The FE council will be supported by 40 staff, many of whom will transfer from the Scottish Office FE funding division. It calculates and disburses the existing Pounds 290 million Government grant to the colleges and will also do so for 1999-2000.

But there will be differences between the Scottish and Welsh structures, Professor Andrews pointed out. In Scotland, there is intended to be “a significant element of common membership” between the FE and HE councils. In Wales, he is the only link between the two, which the Scottish colleges believe could be too heavy a responsibility.

Another critical difference is that the Welsh councils, like their two separate English counterparts, fund FE or HE wherever each is to be found. The HE council, for example, supports HE in both colleges and universities. The Scottish FE council will fund all activity in the colleges, whether it is FE or HE, in the same way that the HE council does for all university programmes.

Professor Andrews said this could not be a solution for Wales where there were no institutions with an even spread of FE and HE, as there are in Scotland. Those that did had shed their FE courses to become universities.

A third difference between the Welsh and Scottish models is that both councils in the principality were created afresh at the same time on a “greenfield site”. The implication, although Professor Andrews did not spell it out, is that the Scottish FE council may have to adapt to the ways of HE.
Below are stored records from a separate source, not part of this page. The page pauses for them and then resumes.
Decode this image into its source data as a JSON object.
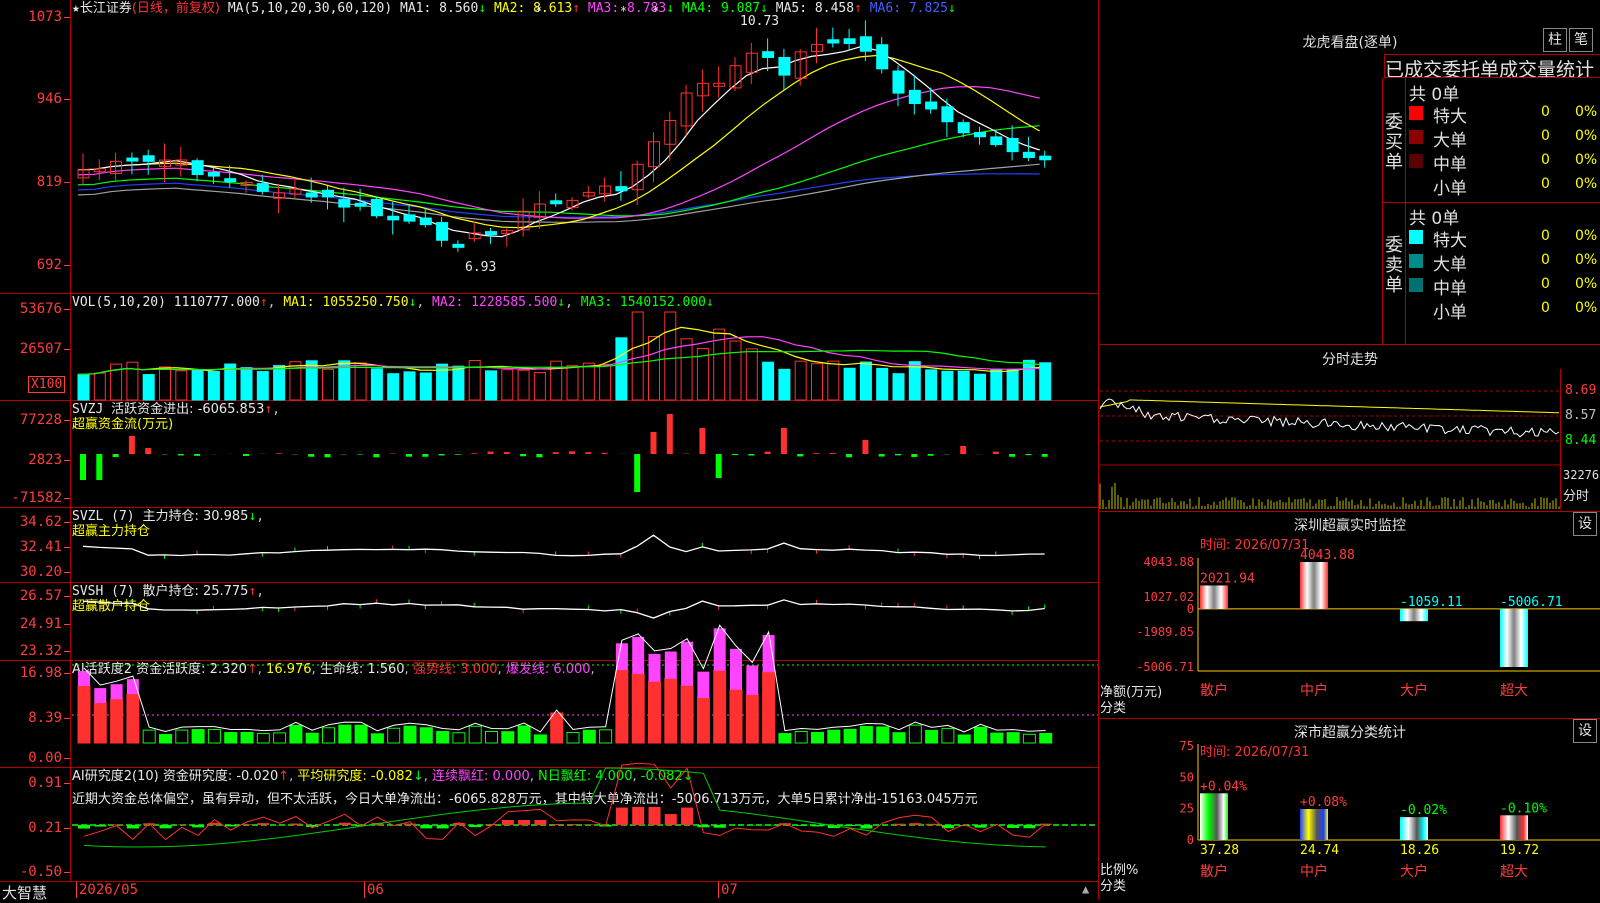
{
  "colors": {
    "up": "#ff3030",
    "down": "#00ffff",
    "grid": "#b00000",
    "ma1": "#ffffff",
    "ma2": "#ffff00",
    "ma3": "#ff44ff",
    "ma4": "#00ff00",
    "ma5": "#a0a0a0",
    "ma6": "#2040ff"
  },
  "main": {
    "star": "★",
    "stock": "长江证券",
    "mode": "(日线，前复权)",
    "ma_label": "MA(5,10,20,30,60,120)",
    "ma1": "MA1: 8.560",
    "ma1_arrow": "↓",
    "ma2": "MA2: 8.613",
    "ma2_arrow": "↑",
    "ma3": "MA3: 8.783",
    "ma3_arrow": "↓",
    "ma4": "MA4: 9.087",
    "ma4_arrow": "↓",
    "ma5": "MA5: 8.458",
    "ma5_arrow": "↑",
    "ma6": "MA6: 7.825",
    "ma6_arrow": "↓",
    "yticks": [
      "1073",
      "946",
      "819",
      "692"
    ],
    "high_label": "10.73",
    "low_label": "6.93",
    "marks": [
      "*",
      "*",
      "*"
    ]
  },
  "vol": {
    "label": "VOL(5,10,20)",
    "value": "1110777.000",
    "arrow": "↑",
    "ma1": "MA1: 1055250.750",
    "ma1_arrow": "↓",
    "ma2": "MA2: 1228585.500",
    "ma2_arrow": "↓",
    "ma3": "MA3: 1540152.000",
    "ma3_arrow": "↓",
    "yticks": [
      "53676",
      "26507"
    ],
    "unit": "X100"
  },
  "svzj": {
    "label": "SVZJ",
    "title": "活跃资金进出: -6065.853",
    "arrow": "↑",
    "sub": "超赢资金流(万元)",
    "yticks": [
      "77228",
      "2823",
      "-71582"
    ]
  },
  "svzl": {
    "label": "SVZL (7)",
    "title": "主力持仓: 30.985",
    "arrow": "↓",
    "sub": "超赢主力持仓",
    "yticks": [
      "34.62",
      "32.41",
      "30.20"
    ]
  },
  "svsh": {
    "label": "SVSH (7)",
    "title": "散户持仓: 25.775",
    "arrow": "↑",
    "sub": "超赢散户持仓",
    "yticks": [
      "26.57",
      "24.91",
      "23.32"
    ]
  },
  "ai1": {
    "label": "AI活跃度2",
    "title": "资金活跃度: 2.320",
    "arrow": "↑",
    "v2": "16.976",
    "life": "生命线: 1.560",
    "strong": "强势线: 3.000",
    "burst": "爆发线: 6.000",
    "yticks": [
      "16.98",
      "8.39",
      "0.00"
    ]
  },
  "ai2": {
    "label": "AI研究度2(10)",
    "title": "资金研究度: -0.020",
    "arrow": "↑",
    "avg": "平均研究度: -0.082",
    "avg_arrow": "↓",
    "red": "连续飘红: 0.000",
    "nred": "N日飘红: 4.000",
    "last": "-0.082",
    "last_arrow": "↓",
    "comment": "近期大资金总体偏空，虽有异动，但不太活跃，今日大单净流出：-6065.828万元，其中特大单净流出：-5006.713万元，大单5日累计净出-15163.045万元",
    "yticks": [
      "0.91",
      "0.21",
      "-0.50"
    ]
  },
  "xaxis": {
    "app": "大智慧",
    "labels": [
      "2026/05",
      "06",
      "07"
    ]
  },
  "lhb": {
    "title": "龙虎看盘(逐单)",
    "btn1": "柱",
    "btn2": "笔",
    "subtitle": "已成交委托单成交量统计",
    "buy": {
      "label": "委买单",
      "total": "共 0单",
      "rows": [
        {
          "name": "特大",
          "v": "0",
          "p": "0%",
          "color": "#ff0000"
        },
        {
          "name": "大单",
          "v": "0",
          "p": "0%",
          "color": "#8b0000"
        },
        {
          "name": "中单",
          "v": "0",
          "p": "0%",
          "color": "#5a0000"
        },
        {
          "name": "小单",
          "v": "0",
          "p": "0%",
          "color": "#000000"
        }
      ]
    },
    "sell": {
      "label": "委卖单",
      "total": "共 0单",
      "rows": [
        {
          "name": "特大",
          "v": "0",
          "p": "0%",
          "color": "#00ffff"
        },
        {
          "name": "大单",
          "v": "0",
          "p": "0%",
          "color": "#008b8b"
        },
        {
          "name": "中单",
          "v": "0",
          "p": "0%",
          "color": "#007070"
        },
        {
          "name": "小单",
          "v": "0",
          "p": "0%",
          "color": "#000000"
        }
      ]
    }
  },
  "intraday": {
    "title": "分时走势",
    "yticks": [
      "8.69",
      "8.57",
      "8.44"
    ],
    "vol_label": "32276",
    "unit": "分时"
  },
  "monitor": {
    "title": "深圳超赢实时监控",
    "btn": "设",
    "time": "时间: 2026/07/31",
    "yticks": [
      "4043.88",
      "1027.02",
      "0",
      "-1989.85",
      "-5006.71"
    ],
    "ylabel": "净额(万元)",
    "xlabel": "分类",
    "chart_data": {
      "type": "bar",
      "categories": [
        "散户",
        "中户",
        "大户",
        "超大"
      ],
      "values": [
        2021.94,
        4043.88,
        -1059.11,
        -5006.71
      ],
      "labels": [
        "2021.94",
        "4043.88",
        "-1059.11",
        "-5006.71"
      ],
      "ylim": [
        -5006.71,
        4043.88
      ]
    }
  },
  "stats": {
    "title": "深市超赢分类统计",
    "btn": "设",
    "time": "时间: 2026/07/31",
    "yticks": [
      "75",
      "50",
      "25",
      "0"
    ],
    "ylabel": "比例%",
    "xlabel": "分类",
    "chart_data": {
      "type": "bar",
      "categories": [
        "散户",
        "中户",
        "大户",
        "超大"
      ],
      "values": [
        37.28,
        24.74,
        18.26,
        19.72
      ],
      "changes": [
        "+0.04%",
        "+0.08%",
        "-0.02%",
        "-0.10%"
      ],
      "ylim": [
        0,
        75
      ]
    }
  }
}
An “appalling legacy” of neglect had been inherited in Wales and the council’s first job was to strengthen the FE sector. After initial suspicions on the part of the universities about any moves to “partnership”, he said, collaboration was now often initiated by the institutions themselves.
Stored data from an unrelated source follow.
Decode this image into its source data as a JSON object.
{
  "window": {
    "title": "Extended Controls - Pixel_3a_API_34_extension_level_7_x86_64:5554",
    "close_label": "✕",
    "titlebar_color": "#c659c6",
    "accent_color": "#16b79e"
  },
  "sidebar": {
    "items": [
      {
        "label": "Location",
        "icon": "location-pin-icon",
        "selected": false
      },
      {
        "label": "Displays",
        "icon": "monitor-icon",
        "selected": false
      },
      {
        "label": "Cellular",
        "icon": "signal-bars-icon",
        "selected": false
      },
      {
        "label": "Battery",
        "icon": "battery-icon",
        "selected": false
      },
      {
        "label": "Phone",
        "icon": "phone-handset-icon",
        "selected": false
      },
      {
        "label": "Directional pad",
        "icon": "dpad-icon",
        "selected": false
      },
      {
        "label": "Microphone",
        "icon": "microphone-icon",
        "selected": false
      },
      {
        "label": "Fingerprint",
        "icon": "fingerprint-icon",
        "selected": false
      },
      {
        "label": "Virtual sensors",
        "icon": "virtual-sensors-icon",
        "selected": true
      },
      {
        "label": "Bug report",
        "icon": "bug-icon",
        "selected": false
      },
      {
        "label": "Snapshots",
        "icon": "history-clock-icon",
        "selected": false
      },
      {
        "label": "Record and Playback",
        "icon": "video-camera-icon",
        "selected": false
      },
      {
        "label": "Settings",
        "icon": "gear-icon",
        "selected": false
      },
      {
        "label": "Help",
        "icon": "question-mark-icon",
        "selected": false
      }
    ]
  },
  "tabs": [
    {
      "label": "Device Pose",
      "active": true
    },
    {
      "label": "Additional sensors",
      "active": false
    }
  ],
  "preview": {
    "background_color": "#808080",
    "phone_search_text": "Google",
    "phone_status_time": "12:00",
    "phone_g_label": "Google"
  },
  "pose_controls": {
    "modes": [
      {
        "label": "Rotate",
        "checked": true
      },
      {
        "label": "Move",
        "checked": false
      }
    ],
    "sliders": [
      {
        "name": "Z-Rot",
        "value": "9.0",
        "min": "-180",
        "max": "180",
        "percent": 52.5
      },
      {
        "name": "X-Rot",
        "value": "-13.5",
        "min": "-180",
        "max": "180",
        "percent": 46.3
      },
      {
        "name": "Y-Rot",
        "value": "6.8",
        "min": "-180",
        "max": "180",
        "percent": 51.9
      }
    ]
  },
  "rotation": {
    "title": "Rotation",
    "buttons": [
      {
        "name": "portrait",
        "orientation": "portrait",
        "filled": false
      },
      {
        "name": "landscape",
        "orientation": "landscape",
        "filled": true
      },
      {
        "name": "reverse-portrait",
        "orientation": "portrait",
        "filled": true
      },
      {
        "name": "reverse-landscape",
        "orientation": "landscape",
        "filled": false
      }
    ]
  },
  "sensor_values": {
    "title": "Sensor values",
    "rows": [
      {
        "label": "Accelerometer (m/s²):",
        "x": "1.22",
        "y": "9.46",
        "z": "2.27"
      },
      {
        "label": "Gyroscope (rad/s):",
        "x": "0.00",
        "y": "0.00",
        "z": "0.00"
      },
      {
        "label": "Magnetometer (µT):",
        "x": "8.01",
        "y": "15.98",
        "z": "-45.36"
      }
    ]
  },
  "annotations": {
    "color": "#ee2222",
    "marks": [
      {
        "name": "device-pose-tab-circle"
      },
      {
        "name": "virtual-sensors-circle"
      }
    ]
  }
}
The Welsh experience suggested that a single secretariat serving the two sectors promotes joint management, strengthens monitoring systems “which helps when you hit trouble”, enables rationalisation to take place instead of “the dog’s dinner we inherited”, provides mutual support in areas such as information technology and beefs up representation to the policy-makers.

Scottish reaction to the Welsh experience was largely positive, the main concern being that the separate identity of Scottish FE should not be lost .

Tom Kelly, chief officer of the Association of Scottish Colleges, said it was “refreshing to have someone with a higher education background being so positive about FE”. Professor Andrews was formerly head of the law department at the University of Wales, Aberystwyth.